Площадка у ратуши опустела. Ребята-«зеленые» уносили ящики громкоговорителя, дворник подметал еловые иглы. Лишь прислоненный к стенке страшноватый плакат напоминал о кипевших здесь в полдень страстях. Гeopг с женой появились минута в минуту. На визитных карточках, нам врученных, два гнома пилили бревно.
— Моя фамилия Кох, Гeopг Кох. А рисунок все объясняет — владею лесом и небольшой лесопилкой… Сделаем так: я поеду вперед, а жена пересядет в вашу машину — по дороге будет вас занимать. Могу поручиться: лучшего гида по этим местам не найти.
Белый «мерседес» Коха замелькал впереди, и дорога повела нас в горы и в лес.
* * *
— Слово Шварцвальд вам, конечно, знакомо. Так вот это наши родные места — «Черный лес».
Фрау Кох оказалась на редкость общительным человеком, понимала, что может приезжих интересовать, угадывала почти все наши вопросы.
— Видели в городском магазине резные часы с кукушкой? Чудо, не правда ли? Промысел этот древний. Но существует поныне. Зимними вечерами что делать в здешних лесных деревнях? Кто часы мастерит, кто доски режет для украшения домов, кто ложки.
Через час пути мы уже знали, что снег в этих местах лежит «немыслимо долго» — с Рождества до апреля, что Дунай берет начало тут, в Шварцвальде, что водка — «Шварцвальдская вишневая водка» — имеет крепость сорок пять градусов и что все свиные окорока в мире уступают по вкусу шварцвальдским.
— В каждой деревне есть специалист по грибам. Это очень почетно — разбираться в грибах. Летом специалисты устраивают семинары. Плата — двадцать марок…
Фрау Кох сказала, что она имеет «грибной диплом», но, чтобы не рисковать, берет только лисички, белые и луговые опята. Мы узнали, что любимая птица в этих местах кукушка. Весной ее ждут и о сроках прилета так говорят:
«Восьмого апреля прилететь может, двенадцатого апреля должна, пятнадцатого апреля — обязана».
— Сказки, пословицы, поговорки, весь быт местного человека связан с лесами. Гномы? Здешние жители вас убедят, что они действительно существуют… А вот посмотрите — старинный дом. На такие постройки уходило триста кубометров леса. Зато все под крышей: сеновал, коровник, свинарник, кухня, коптильня, жилье…
Следом за «мерседесом» забираемся выше и выше в горы.

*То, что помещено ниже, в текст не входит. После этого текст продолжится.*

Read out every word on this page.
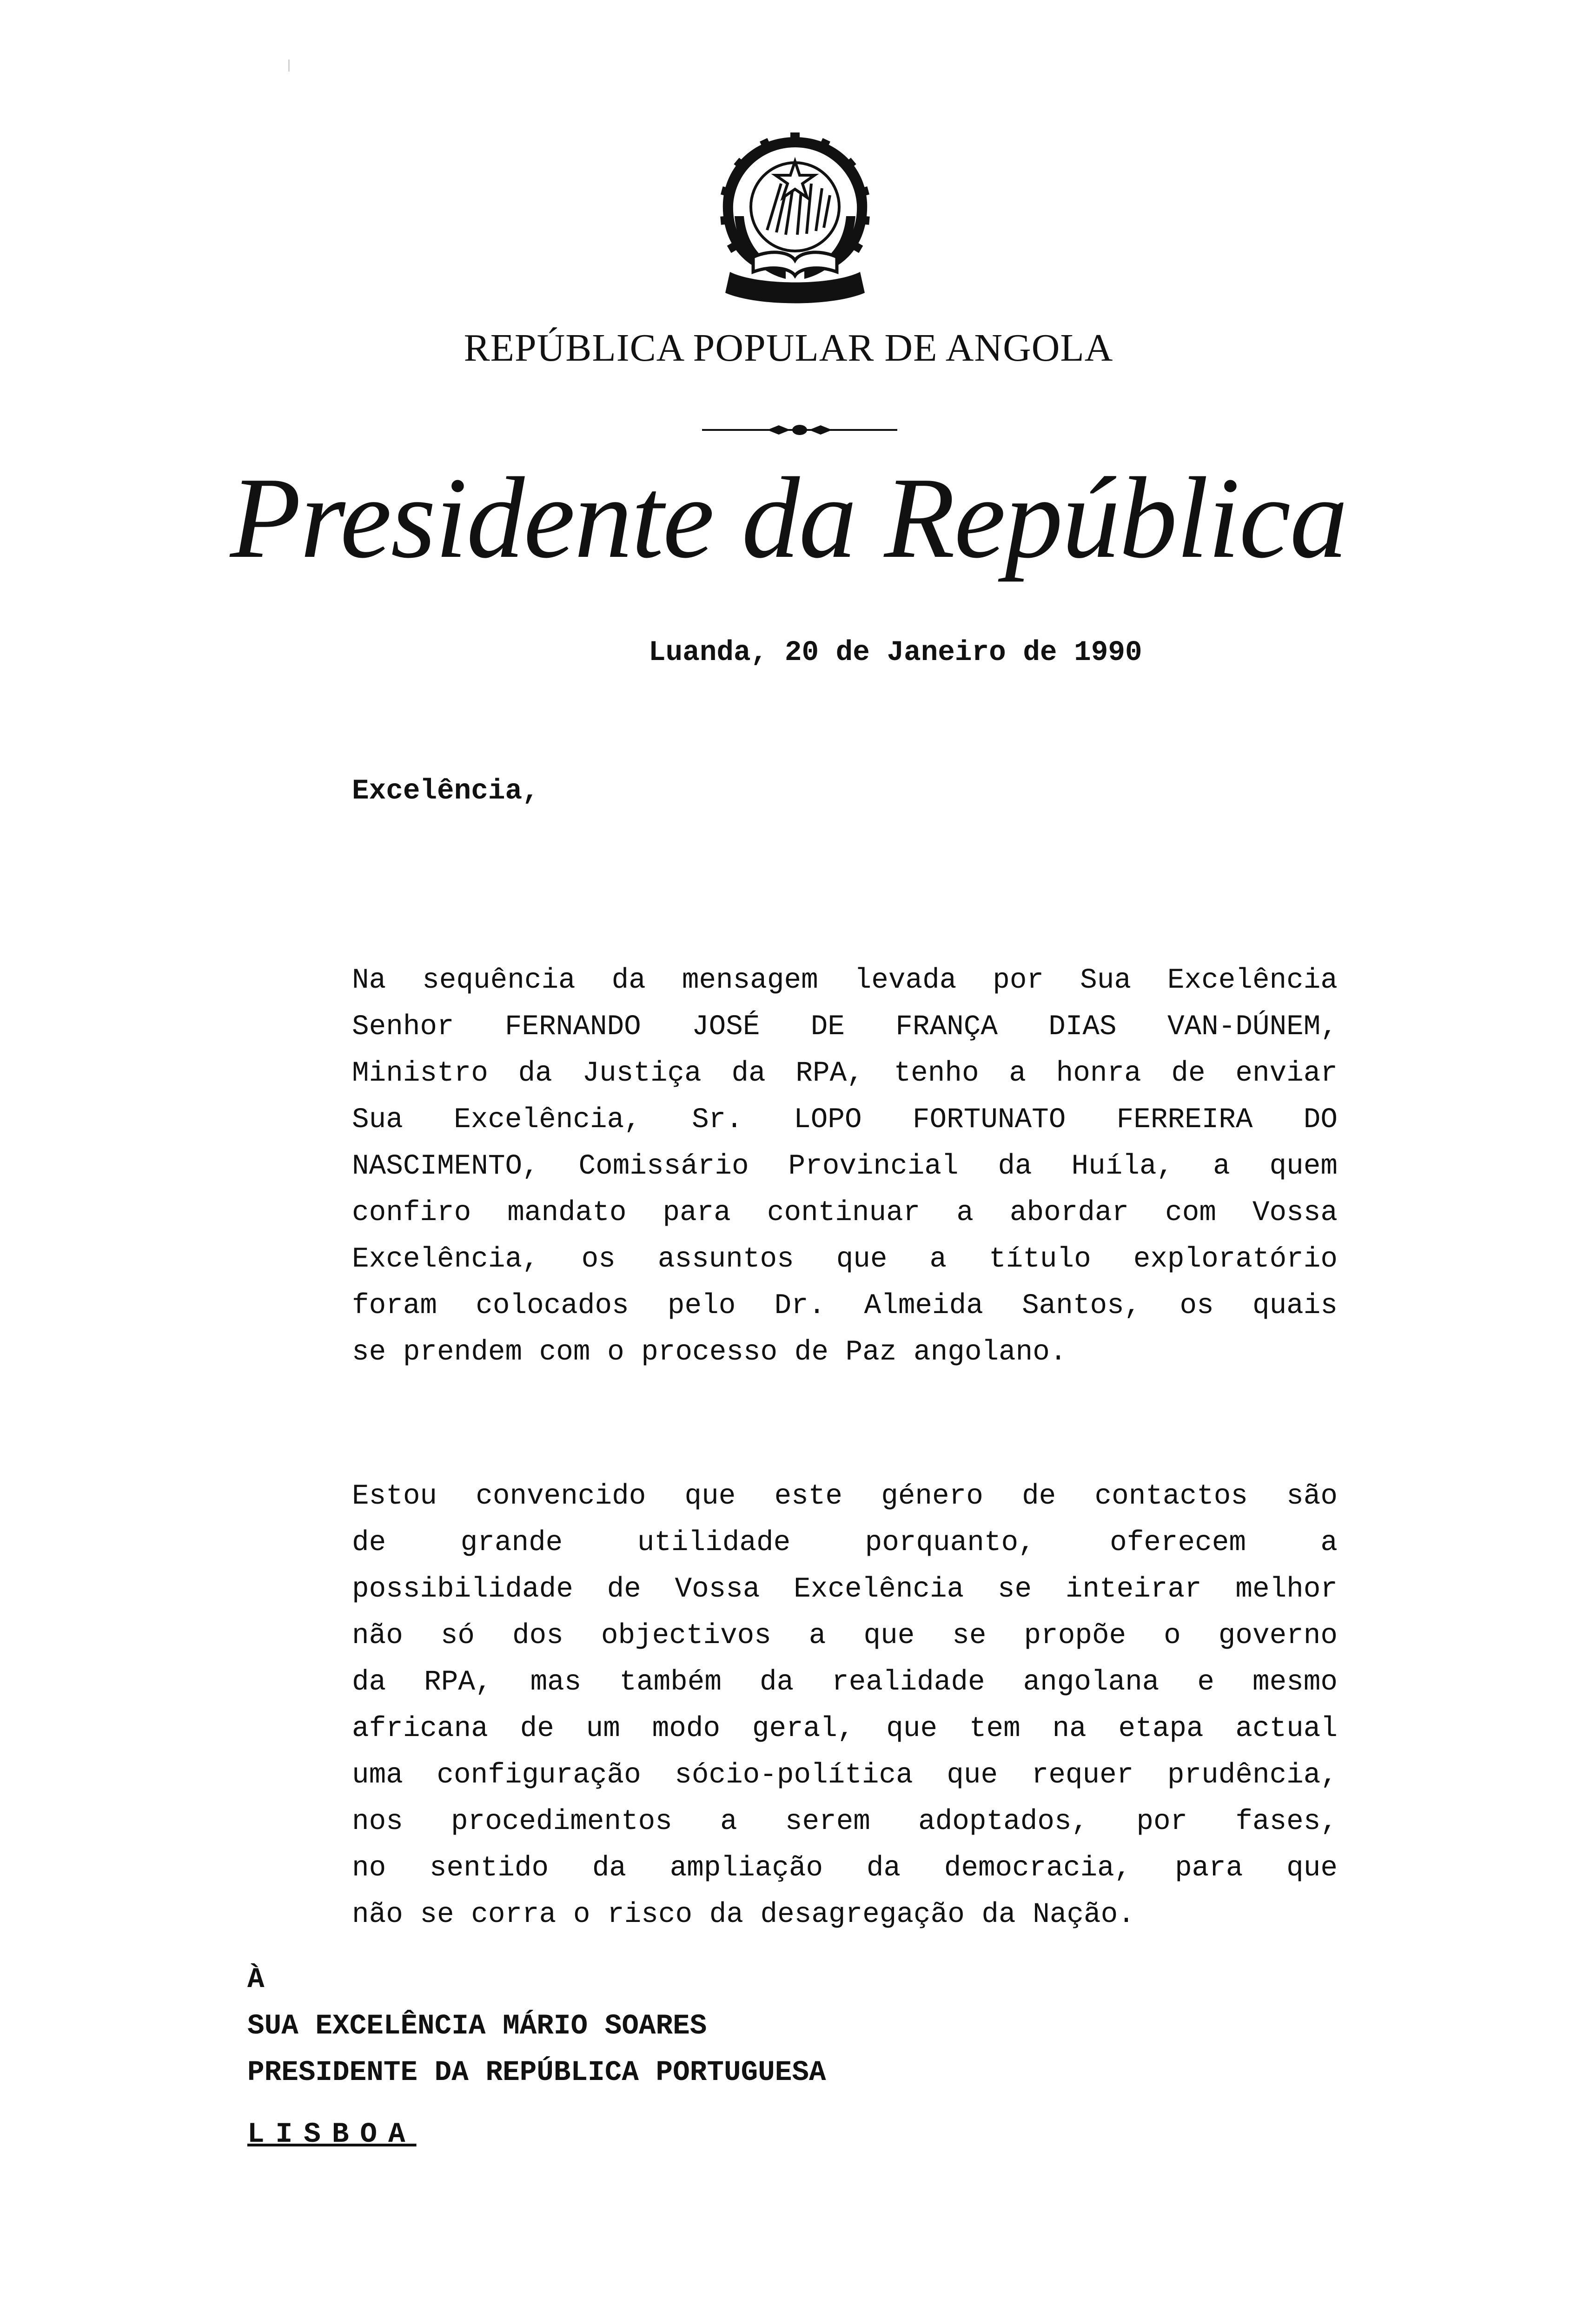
REPÚBLICA POPULAR DE ANGOLA
Presidente da República
Luanda, 20 de Janeiro de 1990
Excelência,
Na sequência da mensagem levada por Sua Excelência
Senhor FERNANDO JOSÉ DE FRANÇA DIAS VAN-DÚNEM,
Ministro da Justiça da RPA, tenho a honra de enviar
Sua Excelência, Sr. LOPO FORTUNATO FERREIRA DO
NASCIMENTO, Comissário Provincial da Huíla, a quem
confiro mandato para continuar a abordar com Vossa
Excelência, os assuntos que a título exploratório
foram colocados pelo Dr. Almeida Santos, os quais
se prendem com o processo de Paz angolano.
Estou convencido que este género de contactos são
de grande utilidade porquanto, oferecem a
possibilidade de Vossa Excelência se inteirar melhor
não só dos objectivos a que se propõe o governo
da RPA, mas também da realidade angolana e mesmo
africana de um modo geral, que tem na etapa actual
uma configuração sócio-política que requer prudência,
nos procedimentos a serem adoptados, por fases,
no sentido da ampliação da democracia, para que
não se corra o risco da desagregação da Nação.
À
SUA EXCELÊNCIA MÁRIO SOARES
PRESIDENTE DA REPÚBLICA PORTUGUESA
LISBOA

Внизу, в дымно-туманных долинах, — деревни с маленькими церквами. На светлых луговых склонах, без пастухов, ходят коровы и свиньи. И царствует кругом лес, мрачноватый Шварцвальд — сосны и ели.
— Ну вот я привез вас в невероятную по германским понятиям глушь, — сказал Гeopг Кох, вылезая из «мерседеса». — Медведя не обещаю, а кабана и оленя увидеть вполне возможно.

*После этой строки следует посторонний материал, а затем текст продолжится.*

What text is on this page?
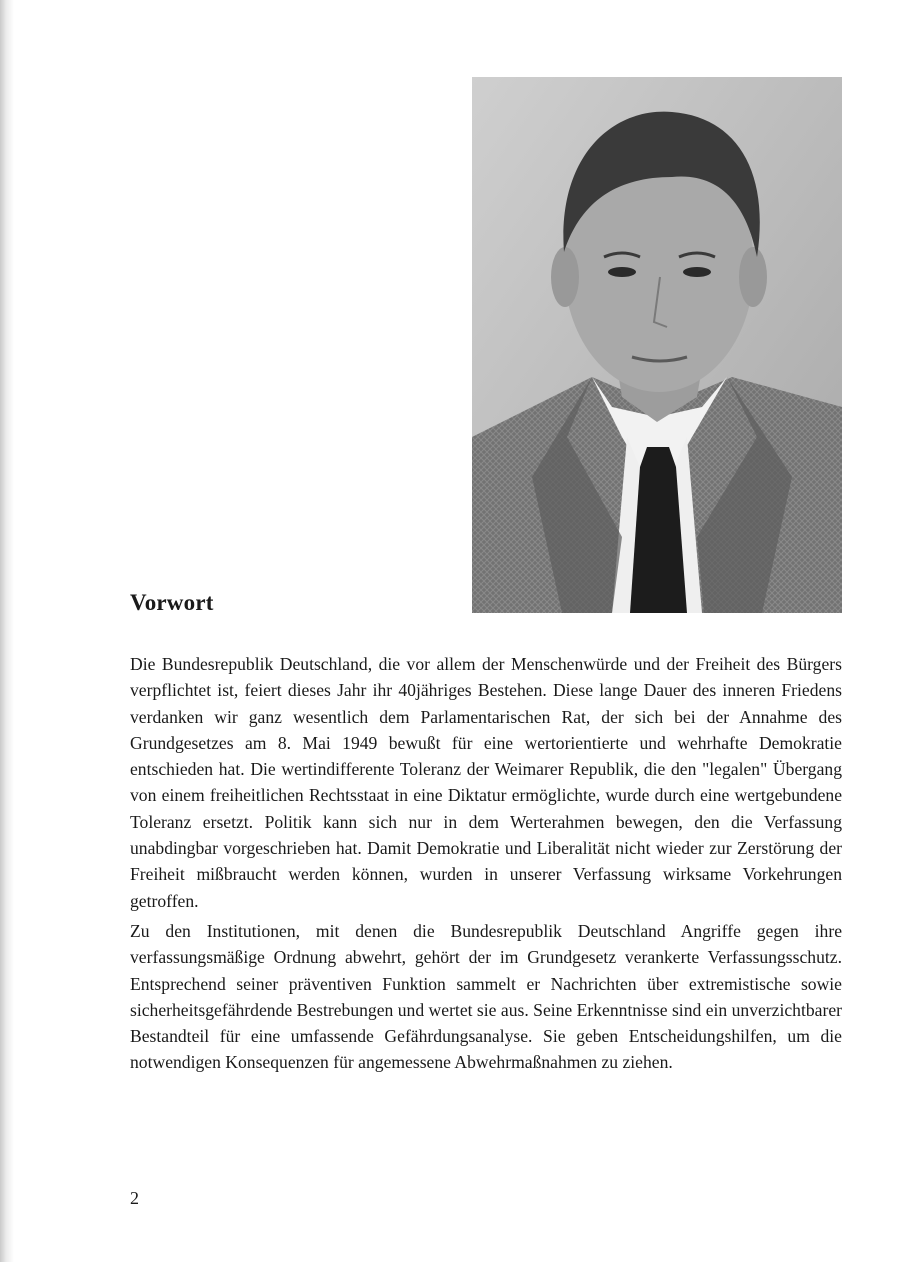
Vorwort

Die Bundesrepublik Deutschland, die vor allem der Menschenwürde und der Freiheit des Bürgers verpflichtet ist, feiert dieses Jahr ihr 40jähriges Bestehen. Diese lange Dauer des inneren Friedens verdanken wir ganz wesentlich dem Parlamentarischen Rat, der sich bei der Annahme des Grundgesetzes am 8. Mai 1949 bewußt für eine wertorientierte und wehrhafte Demokratie entschieden hat. Die wertindifferente Toleranz der Weimarer Republik, die den "legalen" Übergang von einem freiheitlichen Rechtsstaat in eine Diktatur ermöglichte, wurde durch eine wertgebundene Toleranz ersetzt. Politik kann sich nur in dem Werterahmen bewegen, den die Verfassung unabdingbar vorgeschrieben hat. Damit Demokratie und Liberalität nicht wieder zur Zerstörung der Freiheit mißbraucht werden können, wurden in unserer Verfassung wirksame Vorkehrungen getroffen.

Zu den Institutionen, mit denen die Bundesrepublik Deutschland Angriffe gegen ihre verfassungsmäßige Ordnung abwehrt, gehört der im Grundgesetz verankerte Verfassungsschutz. Entsprechend seiner präventiven Funktion sammelt er Nachrichten über extremistische sowie sicherheitsgefährdende Bestrebungen und wertet sie aus. Seine Erkenntnisse sind ein unverzichtbarer Bestandteil für eine umfassende Gefährdungsanalyse. Sie geben Entscheidungshilfen, um die notwendigen Konsequenzen für angemessene Abwehrmaßnahmen zu ziehen.

2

Мы прошлись по ельникам столетнего примерно возраста. Все похоже было на наши леса. Тот же хруст хвои под ногами, тот же стук дятла. Синицы перед ночлегом попискивают. Большой муравейник. Малинник возле ручья…
— Я хозяин этого леса, — остановился наш провожатый. — Пятьдесят гектаров. Это не очень много. Это, если все сразу срубить, на неделю работы моей лесопилке. Но мы тут веками приучены лелеять каждое дерево.

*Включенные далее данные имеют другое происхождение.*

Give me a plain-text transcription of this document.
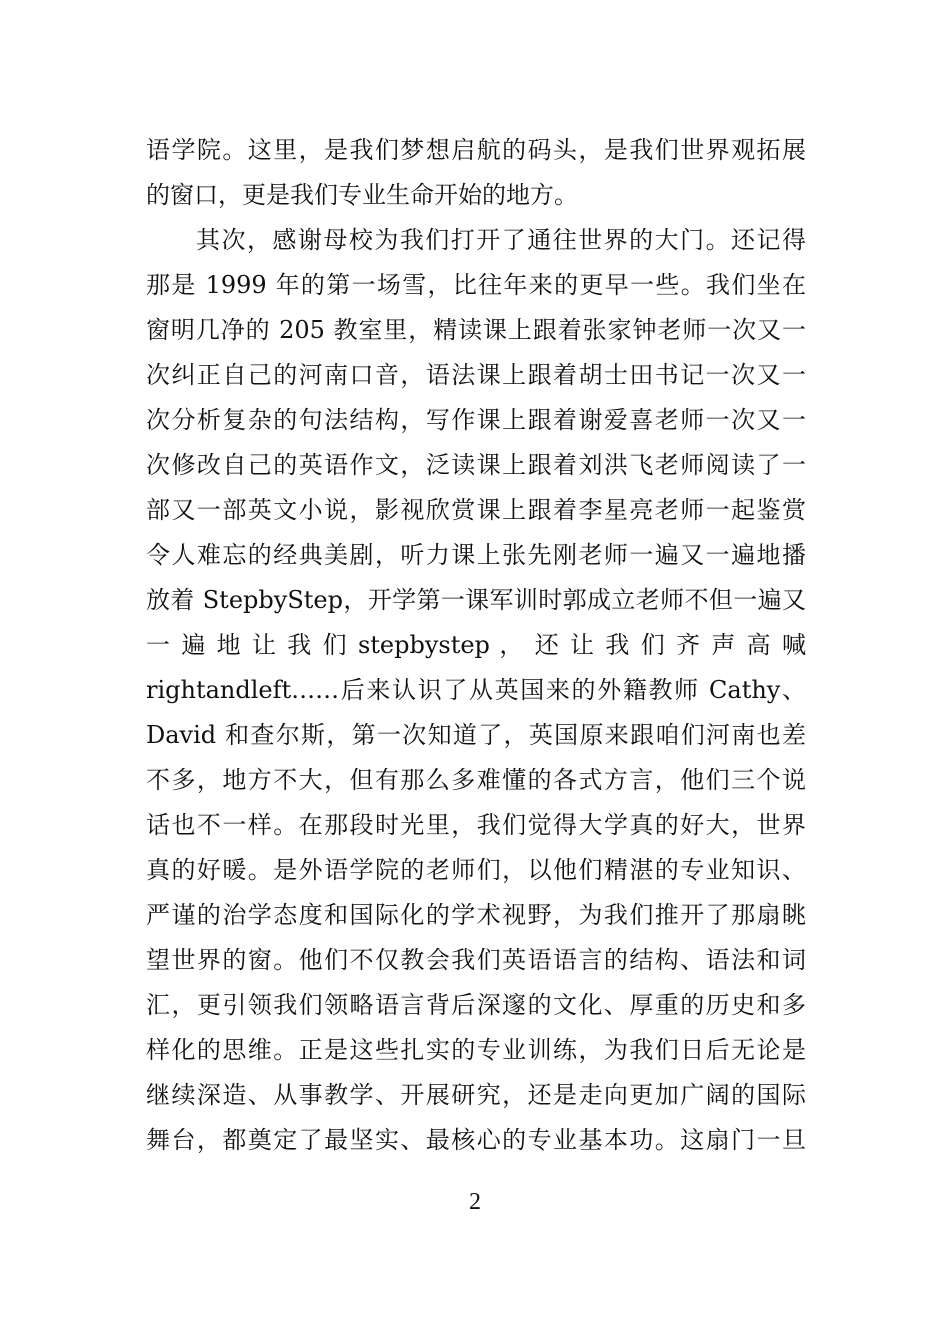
语学院。这里，是我们梦想启航的码头，是我们世界观拓展
的窗口，更是我们专业生命开始的地方。
其次，感谢母校为我们打开了通往世界的大门。还记得
那是 1999 年的第一场雪，比往年来的更早一些。我们坐在
窗明几净的 205 教室里，精读课上跟着张家钟老师一次又一
次纠正自己的河南口音，语法课上跟着胡士田书记一次又一
次分析复杂的句法结构，写作课上跟着谢爱喜老师一次又一
次修改自己的英语作文，泛读课上跟着刘洪飞老师阅读了一
部又一部英文小说，影视欣赏课上跟着李星亮老师一起鉴赏
令人难忘的经典美剧，听力课上张先刚老师一遍又一遍地播
放着 StepbyStep，开学第一课军训时郭成立老师不但一遍又
一 遍 地 让 我 们 stepbystep ， 还 让 我 们 齐 声 高 喊
rightandleft……后来认识了从英国来的外籍教师 Cathy、
David 和查尔斯，第一次知道了，英国原来跟咱们河南也差
不多，地方不大，但有那么多难懂的各式方言，他们三个说
话也不一样。在那段时光里，我们觉得大学真的好大，世界
真的好暖。是外语学院的老师们，以他们精湛的专业知识、
严谨的治学态度和国际化的学术视野，为我们推开了那扇眺
望世界的窗。他们不仅教会我们英语语言的结构、语法和词
汇，更引领我们领略语言背后深邃的文化、厚重的历史和多
样化的思维。正是这些扎实的专业训练，为我们日后无论是
继续深造、从事教学、开展研究，还是走向更加广阔的国际
舞台，都奠定了最坚实、最核心的专业基本功。这扇门一旦
2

Пятьдесят гектаров лесных угодий приобрел в прошлом веке Абрахам Кох — прадед нынешнего владельца.
— Он был плотогоном, по Рейну спускался в Голландию. Представляете путь — через всю Германию к морю?! Там строили корабли и знали настоящую цену лесу… Высокие стройные сосны зовутся у нас «голландками» — это мачтовые сосны.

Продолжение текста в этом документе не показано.